Masyarakat Adat Bawean Konsisten Rawat Adat Lokal

Serius mempertahankan adat lokal masyarakat Bawean

network /Muhyiddin Yamin
.
Rep: Muhyiddin Yamin Red: Partner

Masyarakat Bawean di pesisir pantai. Foto: Istimewa

BOYANESIA – Salam toghellen (saudara: bahasa Bawean).........Pulau Bawean memiliki banyak cerita menarik, mulai alam yang indah, laut yang mempesona, dan tambak-tambak udang yang menggoda. Keindahan alam dan masyarakat tersebut tidak lepas dari upaya masyarakat yang terus mempertahankan adat lokal.

Selama ini, Masyarakat Adat Bawean (MAB) sangat serius untuk mempertahankan adat-adat yang dimiliki masyarakat Bawean. MAB adalah golongan suku bangsa yang hidup secara turun temurun dan bermukim di Pulau Bawean, Kabupaten Gresik, Jawa Timur.

Dalam momentum Hari Nelayan Nasional yang diperingati pada 6 April 2022 lalu, MAB juga telah mengajak masyarakat untuk merawat Adat Tasek (Laut) Pulau Bawean sebagai upaya untuk menjaga ekosistem yang ada di laut.

Salah satu Masyatakat Adat Bawean, Bahruddin kemudian mendorong kepada pemerintah untuk memperhatikan eksistensi masyarakat adat dengan melakukan identifikasi. “Kami bagian dari MAB, mendorong agar pemerintah bisa memperhatikan eksistensi MAB dengan melakukan indentifikasi dan pemetaan,” ujar dia dalam keterangan tertulis yang diterima Boyanesia, Selasa (14/6/2022).

Apa yang dilakukan masyarakat Bawean sudah sesuai dengan konstitusi Indonesia yang mengakui dan menghormati kesatuan-kesatuan masyarakat adat dan hak-hak tradisionalnya. Dengan begitu, juga mengakui dan menghormati MAB beserta hak-hak tradisional wilayah Bawean, baik di laut, pesisir dan wilayah lainnya yang merupakan satu kesatuan.

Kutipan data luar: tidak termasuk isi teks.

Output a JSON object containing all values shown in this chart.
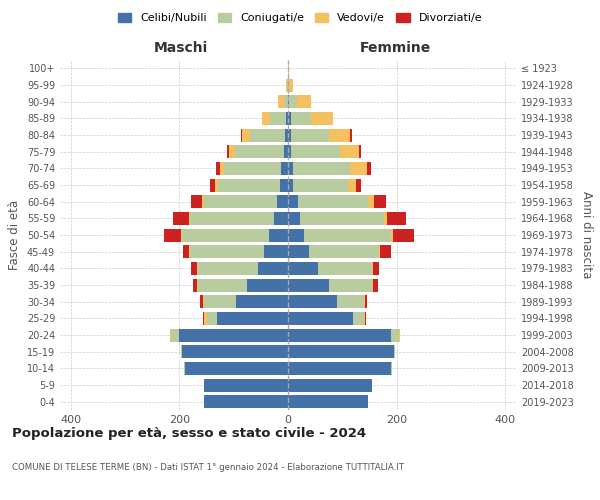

“Kita tidak saja memiliki tanggung jawab atas wilayah adatnya, tapi juga memiliki kewenangan penuh mengelola wilayah adatnya, termasuk mengelola wilayah adat di laut,” jelas Ketua Bidang Pengembangan Sumberdaya Laut dari Perkumpulan Peduli Konservasi Bawean, Abd Saddam Mujib.

Dia menambahkan, keberadaan MAB di wilayah pesisir dan pulau-pulau kecil secara tegas tertuang dalam UU Nomor 31/2004 tentang Perikanan. Untuk pengelolaan perikanan lebih mempertimbangkan dan memperhatikan peran serta masyarakat adat.

“Sesuai Undang-Undang nomor 27 Tahun 2007 tentang Pengelolaan Wilayah Pesisir dan pulau-pulau kecil, masyarakat adat pesisir juga termasuk MAB merupakan bagian dari masyarakat yang bermukim di wilayah pesisir. Pengakuan ini dilakukan sebagai upaya pelestarian eksistensi masyarakat adat pesisir dan hak-hak tradisional wilayah MAB di lautnya,” kata dia.

Pelibatan MAB bagi masyarakat pesisir pantai sesuai dengan semangat disahkannya perubahan atas UU Nomor 27 Tahun 2007 menjadi UU Nomor 1 Tahun 2014. Menurut Saddam, peraturan tersebut diperkuat dengan terbitnya Permen KKP No. 8/2018 tentang Tata Cara Penetapan Wilayah Kelola Masyarakat Hukum Adat dalam Pemanfaatan Ruang di Wilayah Pesisir dan Pulau-Pulau Kecil.

Di samping itu, masyarakat adat pesisir sangat berperan penting dalam keberlanjutan ekosistem pesisir dan laut. Masyarakat adat bisa menggunakan hukum adat dalam mengelola sumberdaya laut seperti Sasi di Papua, Awik-Awik di Lombok, Panglima Laot di Aceh dan masih banyak lagi tempat yang menggunakan pendekatan masyarakat hukum adat untuk mengelola sumber daya lautnya.

“Jadi, upaya pelestarian dan potensi peran MAB dalam mengelola sumber daya laut di Bawean harus dimunculkan karena pengelolaan sumber daya laut memerlukan pendekatan komprehensif, sehingga membutuhkan banyak pihak tak terkecuali MAB yang sangat memahami secara menyeluruh pada kawasannya sendiri,” jelas Saddam.